Welcome to Remezcla’s guide to the can’t miss Latino art openings and events in your city. Mingle with art admirers, collectors and casual passersby to check out these new works. And don’t forget to grab a free glass of wine…or three.

Beatriz Santiago-Muñoz: Song, Strategy, Sign

Puerto Rican filmmaker Beatriz Santiago-Muñoz is premiering her film That which identifies them like the eye of the Cyclops (2016,) a three channel video that shows the worlds of Caribbean women and envisions a post-patriarchal society. Her show, which will open this Wednesday April 20th, will also include a set of masks and a silent 16mm film Black Beach/Horse/Camp/The Dead/Forces (2016.) The film follows the lives of different people from Vieques, Puerto Rico, land used as a bombing-site and occupied by the U.S. Navy until 2003. Santiago-Muñoz will be giving a talk about her work on feminist utopias this Thursday, April 21st along with psychoanalyst Patricia Gherovici.

New Museum
235 Bowery
New York, NY 10002

Narrative/Collaborative

Closing this week April 23rd, is a group show at Galerie Lelong that involves Brazilian artists Helio Oiticica and Neville D’Almeida with Cosmococa 1973/2003. The series of photographs show portraits of Marilyn Monroe, Jimi Hendrix, Luis Buñuel and other pop culture icons playfully overlaid with cocaine powder lines.

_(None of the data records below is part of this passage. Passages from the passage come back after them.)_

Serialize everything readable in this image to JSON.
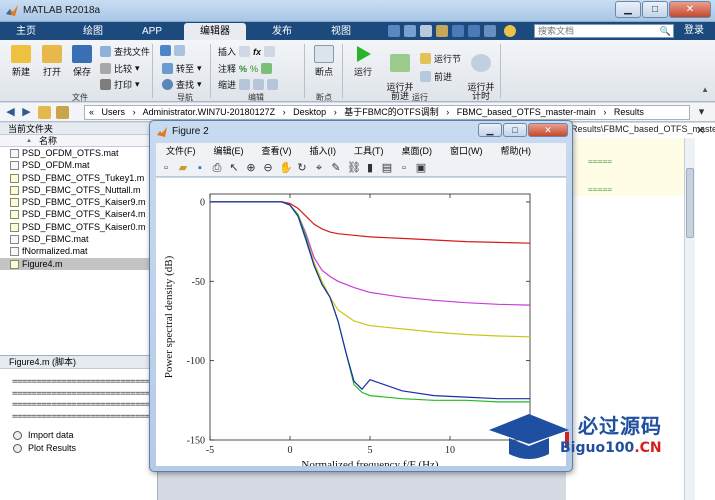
{
  "window": {
    "title": "MATLAB R2018a"
  },
  "ribbon": {
    "tabs": [
      "主页",
      "绘图",
      "APP",
      "编辑器",
      "发布",
      "视图"
    ],
    "active_tab": "编辑器",
    "search_placeholder": "搜索文档",
    "login": "登录",
    "file_group": {
      "label": "文件",
      "new": "新建",
      "open": "打开",
      "save": "保存",
      "find_files": "查找文件",
      "compare": "比较",
      "print": "打印"
    },
    "nav_group": {
      "label": "导航",
      "goto": "转至",
      "find": "查找"
    },
    "edit_group": {
      "label": "编辑",
      "insert": "插入",
      "comment": "注释",
      "indent": "缩进",
      "fx": "fx"
    },
    "breakpoint_group": {
      "label": "断点",
      "breakpoints": "断点"
    },
    "run_group": {
      "label": "运行",
      "run": "运行",
      "run_advance": "运行并\n前进",
      "run_section": "运行节",
      "advance": "前进",
      "run_time": "运行并\n计时"
    }
  },
  "address": {
    "crumbs": [
      "«",
      "Users",
      "›",
      "Administrator.WIN7U-20180127Z",
      "›",
      "Desktop",
      "›",
      "基于FBMC的OTFS调制",
      "›",
      "FBMC_based_OTFS_master-main",
      "›",
      "Results"
    ]
  },
  "current_folder": {
    "title": "当前文件夹",
    "column": "名称",
    "files": [
      "PSD_OFDM_OTFS.mat",
      "PSD_OFDM.mat",
      "PSD_FBMC_OTFS_Tukey1.m",
      "PSD_FBMC_OTFS_Nuttall.m",
      "PSD_FBMC_OTFS_Kaiser9.m",
      "PSD_FBMC_OTFS_Kaiser4.m",
      "PSD_FBMC_OTFS_Kaiser0.m",
      "PSD_FBMC.mat",
      "fNormalized.mat",
      "Figure4.m"
    ],
    "selected": "Figure4.m"
  },
  "details": {
    "title": "Figure4.m  (脚本)",
    "lines": [
      "==============================",
      "==============================",
      "==============================",
      "=============================="
    ],
    "sections": [
      "Import data",
      "Plot Results"
    ]
  },
  "editor": {
    "tab": "Results\\FBMC_based_OTFS_master-..."
  },
  "figure": {
    "title": "Figure 2",
    "menu": [
      "文件(F)",
      "编辑(E)",
      "查看(V)",
      "插入(I)",
      "工具(T)",
      "桌面(D)",
      "窗口(W)",
      "帮助(H)"
    ]
  },
  "chart_data": {
    "type": "line",
    "title": "",
    "xlabel": "Normalized frequency f/F (Hz)",
    "ylabel": "Power spectral density (dB)",
    "xlim": [
      -5,
      15
    ],
    "ylim": [
      -150,
      5
    ],
    "xticks": [
      -5,
      0,
      5,
      10
    ],
    "yticks": [
      0,
      -50,
      -100,
      -150
    ],
    "series": [
      {
        "color": "#d61a1a",
        "x": [
          -5,
          -2,
          -0.5,
          0,
          0.5,
          1,
          1.5,
          2,
          2.5,
          3,
          4,
          5,
          7,
          9,
          11,
          13,
          15
        ],
        "y": [
          0,
          0,
          0,
          -1,
          -4,
          -9,
          -14,
          -17,
          -19,
          -20,
          -21,
          -22,
          -23,
          -24,
          -25,
          -25.5,
          -26
        ]
      },
      {
        "color": "#c83cd8",
        "x": [
          -5,
          -2,
          -0.5,
          0,
          0.5,
          1,
          1.5,
          2,
          2.5,
          3,
          4,
          5,
          7,
          9,
          11,
          13,
          15
        ],
        "y": [
          0,
          0,
          0,
          -2,
          -8,
          -20,
          -35,
          -43,
          -47,
          -50,
          -54,
          -57,
          -60,
          -62,
          -63.5,
          -64.5,
          -65
        ]
      },
      {
        "color": "#c8c81a",
        "x": [
          -5,
          -2,
          -0.5,
          0,
          0.5,
          1,
          1.5,
          2,
          2.5,
          3,
          4,
          5,
          7,
          9,
          11,
          13,
          15
        ],
        "y": [
          0,
          0,
          0,
          -2,
          -8,
          -22,
          -38,
          -50,
          -60,
          -68,
          -75,
          -78,
          -80,
          -82,
          -83.5,
          -84.5,
          -85
        ]
      },
      {
        "color": "#22bb22",
        "x": [
          -5,
          -2,
          -0.5,
          0,
          0.5,
          1,
          1.5,
          2,
          2.5,
          3,
          3.5,
          4,
          4.5,
          5,
          7,
          9,
          11,
          13,
          15
        ],
        "y": [
          0,
          0,
          0,
          -2,
          -8,
          -22,
          -40,
          -52,
          -60,
          -75,
          -95,
          -115,
          -120,
          -122,
          -124,
          -125,
          -125,
          -126,
          -126
        ]
      },
      {
        "color": "#1a2ea8",
        "x": [
          -5,
          -2,
          -0.5,
          0,
          0.5,
          1,
          1.5,
          2,
          2.5,
          3,
          3.5,
          4,
          4.5,
          5,
          7,
          9,
          11,
          13,
          15
        ],
        "y": [
          0,
          0,
          0,
          -2,
          -9,
          -24,
          -40,
          -52,
          -60,
          -75,
          -95,
          -113,
          -118,
          -112,
          -119,
          -122,
          -123,
          -124,
          -124
        ]
      }
    ]
  },
  "watermark": {
    "line1": "必过源码",
    "line2a": "Biguo100",
    "line2b": ".CN"
  }
}
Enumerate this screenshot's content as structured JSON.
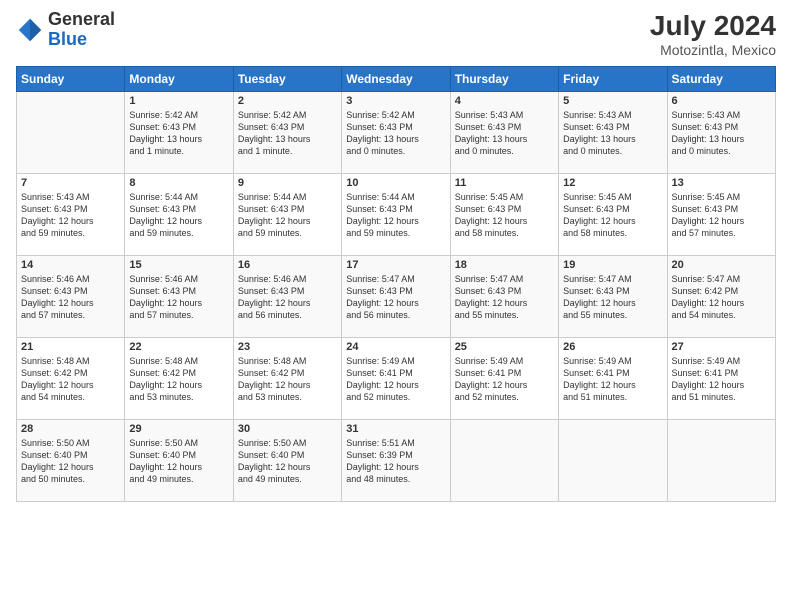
{
  "header": {
    "logo_general": "General",
    "logo_blue": "Blue",
    "month_year": "July 2024",
    "location": "Motozintla, Mexico"
  },
  "days_of_week": [
    "Sunday",
    "Monday",
    "Tuesday",
    "Wednesday",
    "Thursday",
    "Friday",
    "Saturday"
  ],
  "weeks": [
    [
      {
        "day": "",
        "info": ""
      },
      {
        "day": "1",
        "info": "Sunrise: 5:42 AM\nSunset: 6:43 PM\nDaylight: 13 hours\nand 1 minute."
      },
      {
        "day": "2",
        "info": "Sunrise: 5:42 AM\nSunset: 6:43 PM\nDaylight: 13 hours\nand 1 minute."
      },
      {
        "day": "3",
        "info": "Sunrise: 5:42 AM\nSunset: 6:43 PM\nDaylight: 13 hours\nand 0 minutes."
      },
      {
        "day": "4",
        "info": "Sunrise: 5:43 AM\nSunset: 6:43 PM\nDaylight: 13 hours\nand 0 minutes."
      },
      {
        "day": "5",
        "info": "Sunrise: 5:43 AM\nSunset: 6:43 PM\nDaylight: 13 hours\nand 0 minutes."
      },
      {
        "day": "6",
        "info": "Sunrise: 5:43 AM\nSunset: 6:43 PM\nDaylight: 13 hours\nand 0 minutes."
      }
    ],
    [
      {
        "day": "7",
        "info": "Sunrise: 5:43 AM\nSunset: 6:43 PM\nDaylight: 12 hours\nand 59 minutes."
      },
      {
        "day": "8",
        "info": "Sunrise: 5:44 AM\nSunset: 6:43 PM\nDaylight: 12 hours\nand 59 minutes."
      },
      {
        "day": "9",
        "info": "Sunrise: 5:44 AM\nSunset: 6:43 PM\nDaylight: 12 hours\nand 59 minutes."
      },
      {
        "day": "10",
        "info": "Sunrise: 5:44 AM\nSunset: 6:43 PM\nDaylight: 12 hours\nand 59 minutes."
      },
      {
        "day": "11",
        "info": "Sunrise: 5:45 AM\nSunset: 6:43 PM\nDaylight: 12 hours\nand 58 minutes."
      },
      {
        "day": "12",
        "info": "Sunrise: 5:45 AM\nSunset: 6:43 PM\nDaylight: 12 hours\nand 58 minutes."
      },
      {
        "day": "13",
        "info": "Sunrise: 5:45 AM\nSunset: 6:43 PM\nDaylight: 12 hours\nand 57 minutes."
      }
    ],
    [
      {
        "day": "14",
        "info": "Sunrise: 5:46 AM\nSunset: 6:43 PM\nDaylight: 12 hours\nand 57 minutes."
      },
      {
        "day": "15",
        "info": "Sunrise: 5:46 AM\nSunset: 6:43 PM\nDaylight: 12 hours\nand 57 minutes."
      },
      {
        "day": "16",
        "info": "Sunrise: 5:46 AM\nSunset: 6:43 PM\nDaylight: 12 hours\nand 56 minutes."
      },
      {
        "day": "17",
        "info": "Sunrise: 5:47 AM\nSunset: 6:43 PM\nDaylight: 12 hours\nand 56 minutes."
      },
      {
        "day": "18",
        "info": "Sunrise: 5:47 AM\nSunset: 6:43 PM\nDaylight: 12 hours\nand 55 minutes."
      },
      {
        "day": "19",
        "info": "Sunrise: 5:47 AM\nSunset: 6:43 PM\nDaylight: 12 hours\nand 55 minutes."
      },
      {
        "day": "20",
        "info": "Sunrise: 5:47 AM\nSunset: 6:42 PM\nDaylight: 12 hours\nand 54 minutes."
      }
    ],
    [
      {
        "day": "21",
        "info": "Sunrise: 5:48 AM\nSunset: 6:42 PM\nDaylight: 12 hours\nand 54 minutes."
      },
      {
        "day": "22",
        "info": "Sunrise: 5:48 AM\nSunset: 6:42 PM\nDaylight: 12 hours\nand 53 minutes."
      },
      {
        "day": "23",
        "info": "Sunrise: 5:48 AM\nSunset: 6:42 PM\nDaylight: 12 hours\nand 53 minutes."
      },
      {
        "day": "24",
        "info": "Sunrise: 5:49 AM\nSunset: 6:41 PM\nDaylight: 12 hours\nand 52 minutes."
      },
      {
        "day": "25",
        "info": "Sunrise: 5:49 AM\nSunset: 6:41 PM\nDaylight: 12 hours\nand 52 minutes."
      },
      {
        "day": "26",
        "info": "Sunrise: 5:49 AM\nSunset: 6:41 PM\nDaylight: 12 hours\nand 51 minutes."
      },
      {
        "day": "27",
        "info": "Sunrise: 5:49 AM\nSunset: 6:41 PM\nDaylight: 12 hours\nand 51 minutes."
      }
    ],
    [
      {
        "day": "28",
        "info": "Sunrise: 5:50 AM\nSunset: 6:40 PM\nDaylight: 12 hours\nand 50 minutes."
      },
      {
        "day": "29",
        "info": "Sunrise: 5:50 AM\nSunset: 6:40 PM\nDaylight: 12 hours\nand 49 minutes."
      },
      {
        "day": "30",
        "info": "Sunrise: 5:50 AM\nSunset: 6:40 PM\nDaylight: 12 hours\nand 49 minutes."
      },
      {
        "day": "31",
        "info": "Sunrise: 5:51 AM\nSunset: 6:39 PM\nDaylight: 12 hours\nand 48 minutes."
      },
      {
        "day": "",
        "info": ""
      },
      {
        "day": "",
        "info": ""
      },
      {
        "day": "",
        "info": ""
      }
    ]
  ]
}
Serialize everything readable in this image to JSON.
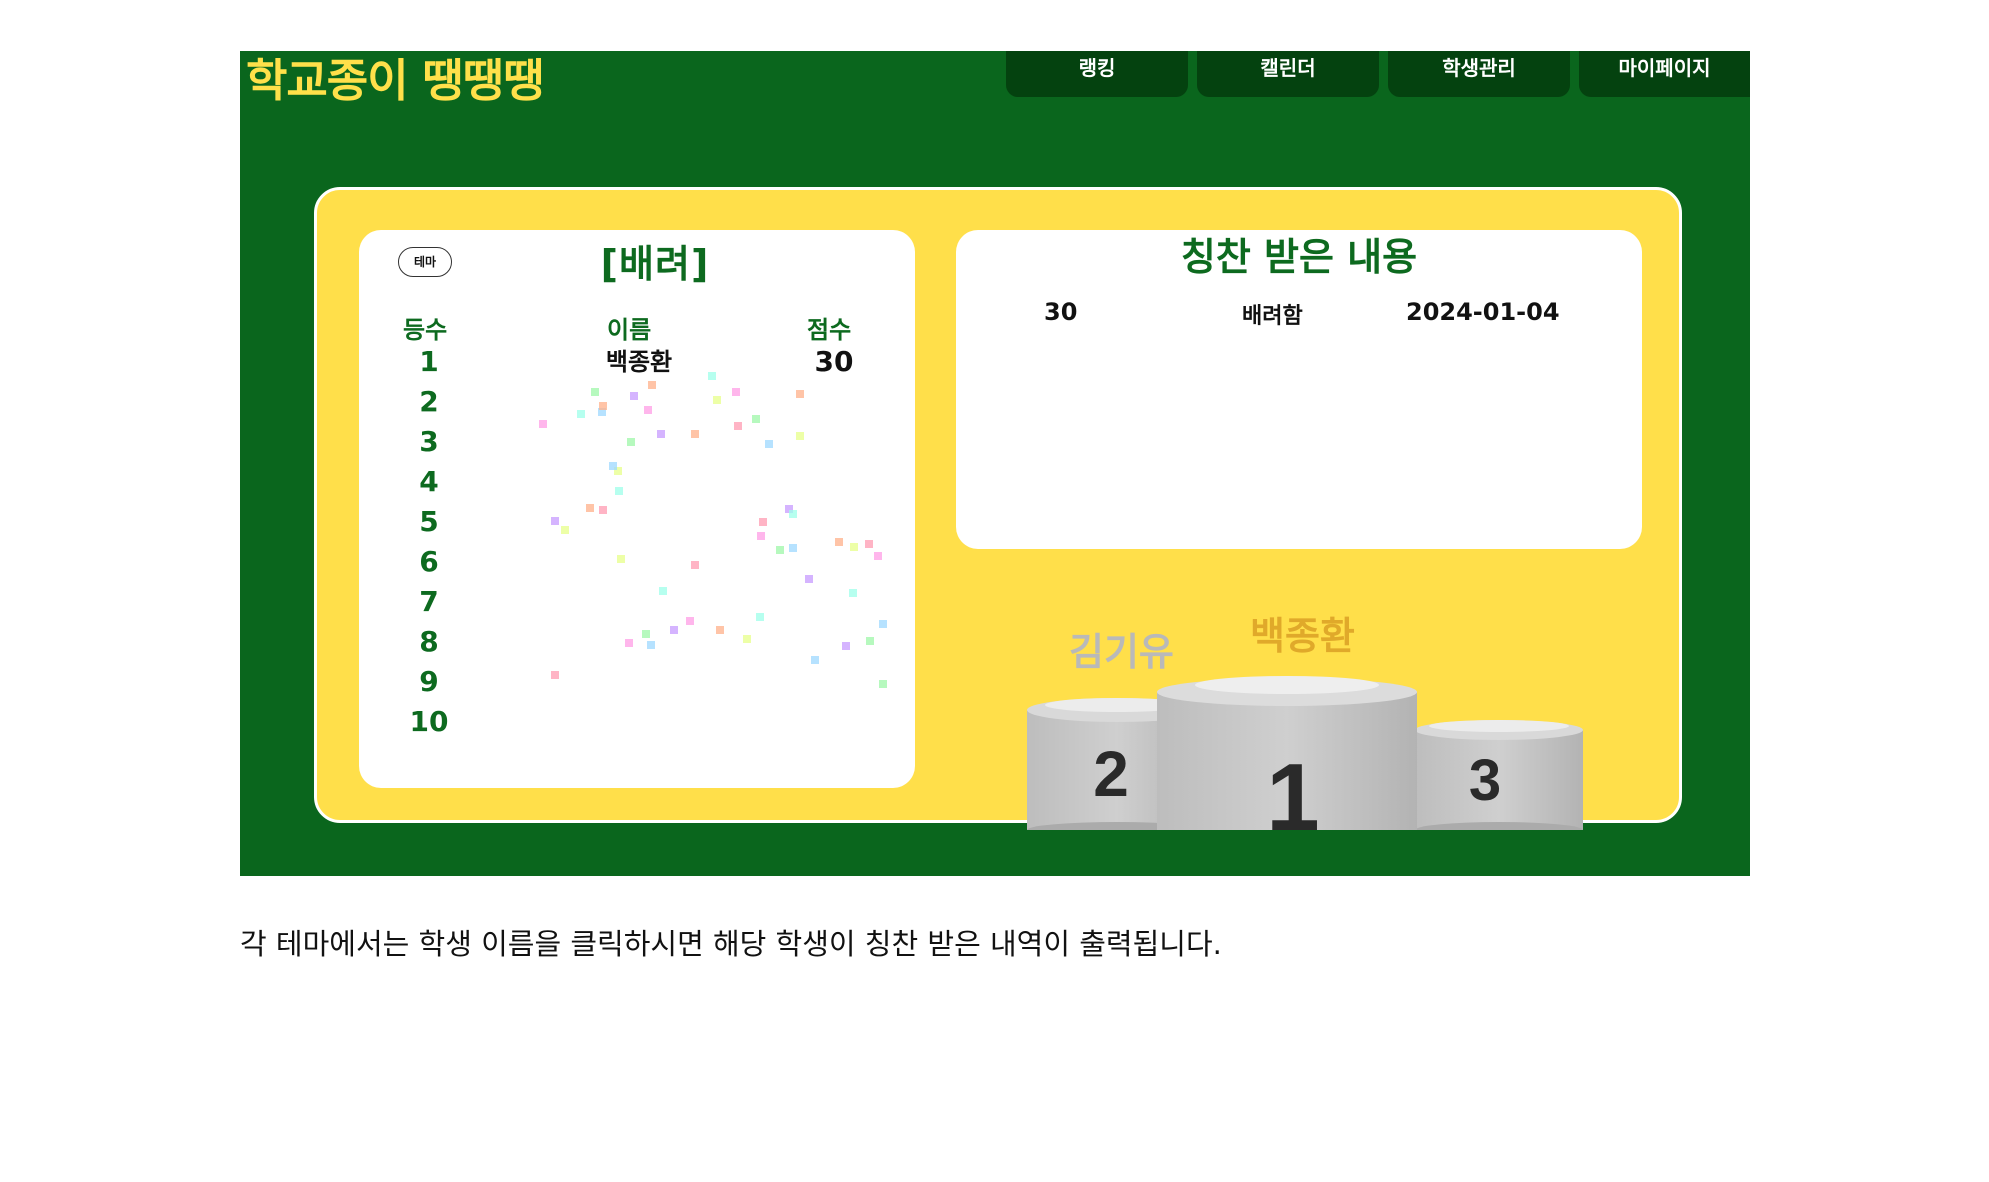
{
  "app": {
    "title": "학교종이 땡땡땡"
  },
  "nav": [
    {
      "label": "랭킹"
    },
    {
      "label": "캘린더"
    },
    {
      "label": "학생관리"
    },
    {
      "label": "마이페이지"
    }
  ],
  "ranking": {
    "theme_button": "테마",
    "theme_title": "[배려]",
    "headers": {
      "rank": "등수",
      "name": "이름",
      "score": "점수"
    },
    "ranks": [
      "1",
      "2",
      "3",
      "4",
      "5",
      "6",
      "7",
      "8",
      "9",
      "10"
    ],
    "rows": [
      {
        "name": "백종환",
        "score": "30"
      }
    ]
  },
  "praise": {
    "title": "칭찬 받은 내용",
    "rows": [
      {
        "score": "30",
        "content": "배려함",
        "date": "2024-01-04"
      }
    ]
  },
  "podium": {
    "first": "백종환",
    "second": "김기유",
    "place_labels": [
      "1",
      "2",
      "3"
    ]
  },
  "caption": "각 테마에서는 학생 이름을 클릭하시면 해당 학생이 칭찬 받은 내역이 출력됩니다.",
  "colors": {
    "header_green": "#0a661d",
    "nav_dark": "#04420f",
    "yellow": "#ffdf4a",
    "title_green": "#0d6a1f",
    "gold": "#e0a92a",
    "silver": "#b9b9b9"
  }
}
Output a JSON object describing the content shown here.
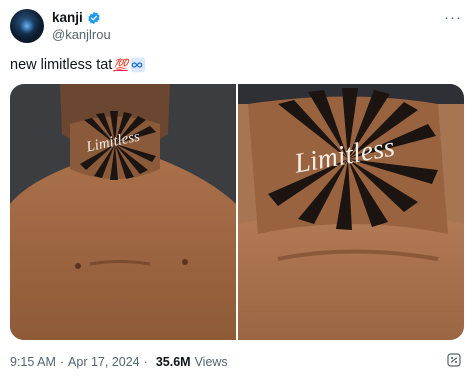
{
  "author": {
    "name": "kanji",
    "handle": "@kanjlrou"
  },
  "tweet": {
    "text": "new limitless tat",
    "emoji_100": "💯",
    "emoji_infinity": "infinity-icon"
  },
  "media": {
    "tattoo_text_left": "Limitless",
    "tattoo_text_right": "Limitless"
  },
  "meta": {
    "time": "9:15 AM",
    "separator": "·",
    "date": "Apr 17, 2024",
    "views_count": "35.6M",
    "views_label": "Views"
  },
  "icons": {
    "verified": "verified-badge-icon",
    "more": "more-icon",
    "grok": "grok-icon"
  },
  "colors": {
    "verified": "#1d9bf0",
    "text_primary": "#0f1419",
    "text_secondary": "#536471",
    "hundred": "#e0245e"
  }
}
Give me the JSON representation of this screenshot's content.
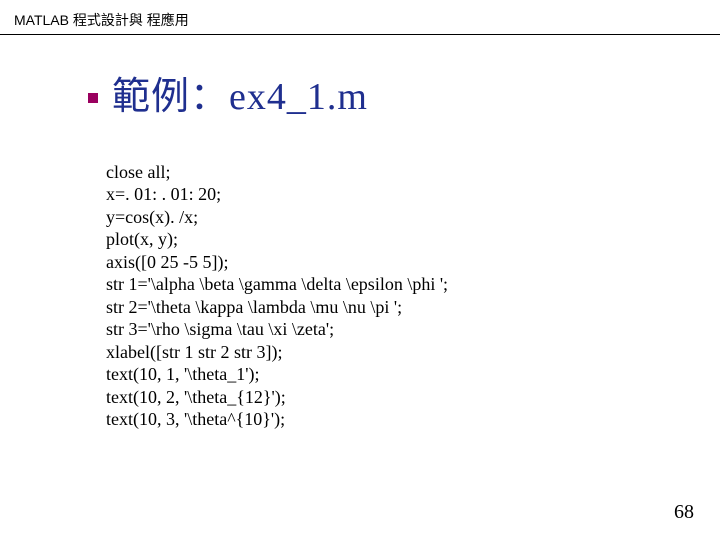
{
  "header": "MATLAB 程式設計與 程應用",
  "title": "範例：ex4_1.m",
  "code": [
    "close all;",
    "x=. 01: . 01: 20;",
    "y=cos(x). /x;",
    "plot(x, y);",
    "axis([0 25 -5 5]);",
    "str 1='\\alpha \\beta \\gamma \\delta \\epsilon \\phi ';",
    "str 2='\\theta \\kappa \\lambda \\mu \\nu \\pi ';",
    "str 3='\\rho \\sigma \\tau \\xi \\zeta';",
    "xlabel([str 1 str 2 str 3]);",
    "text(10, 1, '\\theta_1');",
    "text(10, 2, '\\theta_{12}');",
    "text(10, 3, '\\theta^{10}');"
  ],
  "page_number": "68"
}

The photographs were taken at an installation that was originally exhibited in 1973 in a multisensorial space with slide projections, amplified sounds, balloons, and the live cocaine portraits. Too bad Lelong couldn’t recreate the original 1973 show.

Galerie Lelong
528 West 26th Street
New York, NY 10001

Time & Tide: Amanda Valdez & Caris Reid

Huge paintings of women with symbolic moons and cats atop their heads drew me into Denny gallery space last week while walking through the LES. The show I saw is the first iteration of a two-person exhibit by Amanda Valdez and Caris Reid. Their works are based on research about ancient lunar worship and rituals and all things related to moon cycles. The first phase of the show was the opening on April 7th that corresponded to April’s new moon. The second phase will be this Saturday April 23rd where they will rehang new works in honor of the full moon, a time for completion and destruction, Reid says. The exhibition will close on May 15.

Denny Gallery
261 Broome St.
New York, NY

Adriana Varejão : Kindred Spirits

Brazilian artist Adriana Varejão is trying to make a point with these new works: contemporary and minimalist artists of the Western world owe a lot to the visual cultures of Native Americans. In one self-portrait, her face is painted with Native American tribal markings. In the next, her face is splayed with a yellow square, something more similar to the iconography of contemporary and minimalist paintings. Then, the influences get blurry. The internationally-praised artist who will be exhibiting at the Summer 2016 Olympics uses her practice to talk about colonialism, racial identity, mestizaje, and cultural exchange. You can hear her speak about her research and the complexities of her artwork with the curator Pedro Alonzo this Friday, April 22nd at 5pm.

Lehmann Maupin
201 Chrystie St
New York, NY

Argentinian artist Lucia Fainzilber sees women as flowers of all sorts, with different structures, scents and ultimately, obsessions. She uses a type of fashion photography to express the uniqueness of her vision of a female world. The show is up until May 21st.

Praxis
541 West 25th Street
New York, NY

Disguise: Masks and Global African Art

Masks in traditional museum shows are often seen as the crux of what museums do wrong when trying to educate their audiences about the rituals of indigenous communities. Masks in all cultures were originally meant to be worn and used in performance. So when museums put them under a glass case or tacked onto a wall, it deactivates them and turns them into exoticized objects. With this show, the Brooklyn Museum aims to recontextualize African masks by pairing them with work from contemporary artists, in order to provoke more interesting conversations about the hidden and often transformative powers of the mask. 25 contemporary artists are in the show, including Puerto Rican artist Alejandro Guzman whose performances with wild masquerade sculptures made from fur, plants, and metals are not to be missed.